Uno de los mayores escándalos de la presidencia de Obama ha sido la revelación por el exanalista de la NSA Snowden de los gigantescos programas de espionaje de las comunicaciones interiores y exteriores. Los defensores de Obama aseguran que se trata de programas, esencialmente antiterroristas, puestos en marcha en la era Bush. También alegan que unos EE UU no belicistas tienen la obligación de prevenir las amenazas exteriores, al igual que, en aras de un combate selectivo, tienen que intensificar el empleo de drones. Estos aviones sin tripulante han multiplicado sus misiones, acusadas de imprecisión y saldadas con la muerte de cientos de civiles.

EE UU EN EL PLANETA

Ocho años después de Bush, EE UU ha perdido gran parte de la agresividad "neocon". En contrapartida, ha recaído sobre Obama –premio Nobel de la Paz en 2009, cuando aún no había mostrado sus credenciales– el aura de gobernante indeciso. Un curioso fenómeno que hace pensar en la fábula de las ranas que pidieron a Júpiter un rey y fueron engullidas por una grulla.

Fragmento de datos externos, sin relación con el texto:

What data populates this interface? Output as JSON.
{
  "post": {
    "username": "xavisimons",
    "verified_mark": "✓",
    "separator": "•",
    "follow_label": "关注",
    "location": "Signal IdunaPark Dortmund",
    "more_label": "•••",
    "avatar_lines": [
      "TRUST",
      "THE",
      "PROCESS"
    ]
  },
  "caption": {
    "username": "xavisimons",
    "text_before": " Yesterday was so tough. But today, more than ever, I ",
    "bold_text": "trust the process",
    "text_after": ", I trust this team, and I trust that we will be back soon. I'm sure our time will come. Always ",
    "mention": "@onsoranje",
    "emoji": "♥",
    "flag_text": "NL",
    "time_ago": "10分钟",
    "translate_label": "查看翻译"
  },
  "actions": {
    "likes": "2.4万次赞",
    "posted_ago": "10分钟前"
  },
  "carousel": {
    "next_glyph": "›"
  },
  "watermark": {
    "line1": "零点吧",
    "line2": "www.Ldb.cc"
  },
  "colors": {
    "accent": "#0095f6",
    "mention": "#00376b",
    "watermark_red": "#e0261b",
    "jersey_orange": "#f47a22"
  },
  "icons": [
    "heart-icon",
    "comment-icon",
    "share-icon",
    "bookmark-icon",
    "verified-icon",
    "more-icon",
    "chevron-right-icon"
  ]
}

Obama prometió cerrar las dos guerras de Bush y no lo ha logrado. En Afganistán, donde el dominio talibán es creciente, mantiene 8.500 soldados. En Irak, país del que había retirado casi todas las tropas en 2010, hay desplegados 5.000 asesores para la lucha con los yihadistas del Estado Islámico.

Sin embargo, la política de diálogo ha dado dos grandes éxitos: el acuerdo nuclear con Irán (2015) y el inicio del proceso de normalización de relaciones con Cuba (diciembre de 2014). No obstante, la reintegración de Irán al concierto internacional ha tensado aún más las relaciones con un Israel con el que la actual Casa Blanca ha discrepado desde el primer día a propósito de los asentamientos en tierra palestina.

La voluntad de Obama de sacar a EE UU de Oriente Medio le ha hecho resistirse a intervenir directamente en la guerra civil siria, punto culminante de la mala gestión de las llamadas "revueltas árabes" por parte de la Casa Blanca. Tras obtener autorización de la ONU para, en marzo de 2011, atacar Libia (convertida en estado fallido), EE UU se topó con el veto de Moscú a repetir la experiencia en Siria, considerada por Putin zona de influencia rusa. Siria se había sumado tardíamente y, en gran parte por influencia de Washington, a la "primavera árabe". Sin embargo, todos los intentos de EE UU de forjar unas fuerzas rebeldes sólidas contra el dictador Asad fracasaron y el país se convirtió en semillero de yihadistas. Obama protagonizó en septiembre de 2013 uno de los episodios más desconcertantes de su presidencia, al anunciar ataques aéreos contra Asad por el uso de armas químicas y, a continuación, iniciar una serie de maniobras dilatorias que, con mediación de Rusia, se saldaron con el desarme químico de Damasco. Sólo tras la sorprendente eclosión del Estado Islámico en la primavera siguiente, Obama inició la actual campaña de bombardeos en Irak y Siria, un avispero con el que tendrá que lidiar su sucesor.